Damit die Kombination von Signalmolekül und Rezeptor richtig funktioniert, müssen beide die richtige
einmalige Molekülstruktur haben - das heisst tausende von Atomen müssen korrekt im dreidimensionalen
Raum angeordnet sein. Um diese Struktur im Detail zu bestimmen, haben die Forschenden die Moleküle an der
Synchrotron Lichtquelle Schweiz SLS des Paul Scherrer Instituts untersucht.
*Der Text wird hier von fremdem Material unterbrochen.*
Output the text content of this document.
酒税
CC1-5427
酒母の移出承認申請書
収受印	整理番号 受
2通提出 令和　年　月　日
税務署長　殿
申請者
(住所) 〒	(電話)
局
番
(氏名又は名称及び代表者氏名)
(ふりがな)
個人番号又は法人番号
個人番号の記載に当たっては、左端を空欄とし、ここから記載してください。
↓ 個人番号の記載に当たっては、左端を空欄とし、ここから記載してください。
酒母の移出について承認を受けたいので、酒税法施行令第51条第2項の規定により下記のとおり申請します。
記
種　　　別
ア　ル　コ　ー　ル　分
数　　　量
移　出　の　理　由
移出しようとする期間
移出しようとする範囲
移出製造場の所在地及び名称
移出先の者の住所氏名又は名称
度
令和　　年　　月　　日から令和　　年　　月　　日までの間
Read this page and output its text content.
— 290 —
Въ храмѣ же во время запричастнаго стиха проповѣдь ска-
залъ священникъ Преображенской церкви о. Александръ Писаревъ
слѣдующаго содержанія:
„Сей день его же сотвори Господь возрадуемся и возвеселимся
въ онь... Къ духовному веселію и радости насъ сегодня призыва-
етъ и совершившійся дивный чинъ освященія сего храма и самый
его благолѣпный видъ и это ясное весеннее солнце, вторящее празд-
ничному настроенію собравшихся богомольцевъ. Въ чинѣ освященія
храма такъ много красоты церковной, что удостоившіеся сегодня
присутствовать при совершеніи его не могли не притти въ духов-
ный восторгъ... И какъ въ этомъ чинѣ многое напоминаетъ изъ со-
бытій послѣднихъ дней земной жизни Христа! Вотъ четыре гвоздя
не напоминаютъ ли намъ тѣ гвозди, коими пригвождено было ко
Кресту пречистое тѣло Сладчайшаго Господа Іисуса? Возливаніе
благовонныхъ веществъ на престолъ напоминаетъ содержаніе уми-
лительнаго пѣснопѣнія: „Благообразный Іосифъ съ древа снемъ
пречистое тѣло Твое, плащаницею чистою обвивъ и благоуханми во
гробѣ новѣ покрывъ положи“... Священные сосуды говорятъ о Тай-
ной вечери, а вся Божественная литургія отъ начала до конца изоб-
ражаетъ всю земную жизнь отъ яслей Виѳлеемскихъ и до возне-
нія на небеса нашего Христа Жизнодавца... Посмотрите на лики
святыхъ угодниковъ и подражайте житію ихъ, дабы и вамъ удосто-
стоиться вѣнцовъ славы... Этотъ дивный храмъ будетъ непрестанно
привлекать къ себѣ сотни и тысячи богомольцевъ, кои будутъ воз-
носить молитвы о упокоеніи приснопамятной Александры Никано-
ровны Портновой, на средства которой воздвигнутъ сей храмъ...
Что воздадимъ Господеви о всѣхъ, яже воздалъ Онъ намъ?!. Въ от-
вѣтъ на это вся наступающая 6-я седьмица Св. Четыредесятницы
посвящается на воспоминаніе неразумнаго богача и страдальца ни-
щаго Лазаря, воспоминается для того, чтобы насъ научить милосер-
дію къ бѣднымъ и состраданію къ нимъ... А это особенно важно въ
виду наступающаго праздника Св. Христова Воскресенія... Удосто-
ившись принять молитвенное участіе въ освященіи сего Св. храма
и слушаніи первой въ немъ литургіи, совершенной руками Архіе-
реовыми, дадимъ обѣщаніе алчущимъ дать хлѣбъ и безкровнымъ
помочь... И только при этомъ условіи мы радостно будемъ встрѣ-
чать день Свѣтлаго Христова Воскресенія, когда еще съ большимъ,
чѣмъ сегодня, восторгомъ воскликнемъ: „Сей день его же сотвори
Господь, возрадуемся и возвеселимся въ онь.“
Dieser Teilchenbeschleuniger mit 288
Metern Umfang erzeugt besonders intensives Röntgenlicht, mit dem unter anderem die Struktur komplexer Proteine
aufgeklärt werden kann. Dazu wird das Verfahren der Proteinkristallographie genutzt, bei dem viele solcher
Moleküle in einer regelmässigen Form angeordnet (kristallisiert) und anschliessend mit dem Röntgenlicht
durchstrahlt werden. Dabei wird ein Teil des Lichtes in bestimmte Richtungen abgelenkt. Aus diesen Ablenkrichtungen
können die Forschenden dann die detaillierte Struktur des Proteins bestimmen.
Das am PSI laufende Projekt, das zur Publikation in PNAS führte, wird vom PSI, vom Schweizerischen Nationalfonds
SNF und der Schweizerischen Krebsliga unterstützt.
Über das PSI
Das Paul Scherrer Institut entwickelt, baut und betreibt grosse und komplexe Forschungsanlagen und stellt sie der
nationalen und internationalen Forschungsgemeinde zur Verfügung. Eigene Forschungsschwerpunkte sind Festkörperforschung
und Materialwissenschaften, Elementarteilchenphysik, Biologie und Medizin, Energie- und Umweltforschung. Mit 1300
Mitarbeitenden und einem Jahresbudget von rund 260 Mio. CHF ist es das grösste Forschungsinstitut der Schweiz.